Abby’s vengeance is a desert mirage: she reaches Joel, kills him, and finds only sand in her mouth. Ellie’s subsequent hunt is a wildfire that consumes everything—friends, love, fingers, sanity. When she finally has Abby drowning under her hands, she lets go. Not because forgiveness blooms, but because killing Abby would be like screaming into an empty canyon—the echo can’t fill the void. The true cruelty? Ellie and Joel had just started patching their fractured bond before his skull met a golf club. It’s a bridge built halfway across a chasm, then dynamited. The game ends with Ellie sitting in an empty farmhouse, her severed fingers a physical record of everything she can never again hold. It’s a resolution that resolves nothing, like a novel whose final chapter has been eaten by moths.

What binds these two games beyond their genre is an almost brutalist commitment to life’s messiest truth: we often lose people mid-argument, mid-embrace, mid-story. In reality, death rarely waits for the perfect farewell. It kicks in the door during Tuesday lunch. Both RDR2 and TLOU2 weaponize that uncertainty. Arthur’s TB isn’t a noble warrior’s decline—it’s a slow drowning in your own fluids, witnessed by a friend who can only watch. Ellie’s loss of Joel isn’t a cinematic goodbye under a setting sun—it’s a bag of meat on the floor while she’s pinned down, screaming. These games refuse to give us the emotional tidy-up we’ve been trained to expect. Instead, they hand us an unclosed wound and whisper, “Sit with this.”
Narratively, the lack of closure functions like a splinter under the skin—every attempt to move on just irritates it further. Arthur’s sacrifice ensures John’s survival, but we know from the first game that John himself will later be gunned down by the very system Arthur tried to shield him from. That knowledge makes Arthur’s final act feel like trying to stop a glacier with a candle. Similarly, Ellie’s decision to spare Abby doesn’t restore her relationship with Dina or undo Jesse’s death. It simply leaves her alone with a guitar she can’t fully play, the strings mocking her with songs that now lie beyond her reach. Both games build entire cathedrals of meaning only to remove the altar at the last second.
Why does this work so devastatingly well? Because it mirrors the architecture of grief itself.
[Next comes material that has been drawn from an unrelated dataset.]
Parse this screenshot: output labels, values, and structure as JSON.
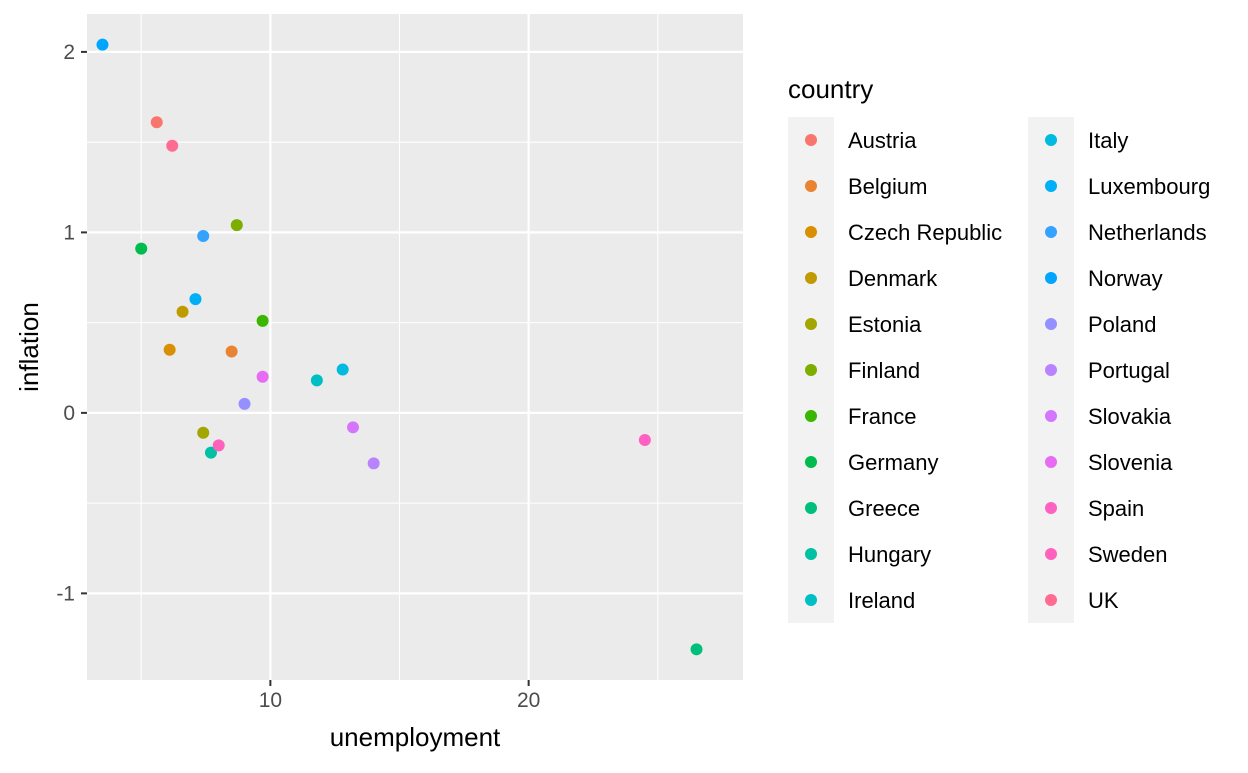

Real mourning doesn’t follow a three-act structure. It loops, it skips, it crashes at awkward parties. By denying closure, RDR2 and TLOU2 become more than interactive stories—they become emotional simulations. We, the players, become the ones left behind, endlessly replaying conversations that never happened, imagining alternate endings that will never load. In 2026, where most AAA titles opt for player-driven catharsis, the courage of these two games stands out like a white buffalo. They trust us to handle the ambiguity, to find our own meaning in the silence.
So, if you ever wonder why Arthur Morgan’s wheezing cough still rings in your ears, or why the image of Ellie’s lone figure walking through an empty field still twists your insides, remember: some stories are meant to be unfinished. They’re mirrors, not windows. And the face staring back isn’t Arthur’s or Ellie’s—it’s yours, still searching for an ending that already happened, yet never really came.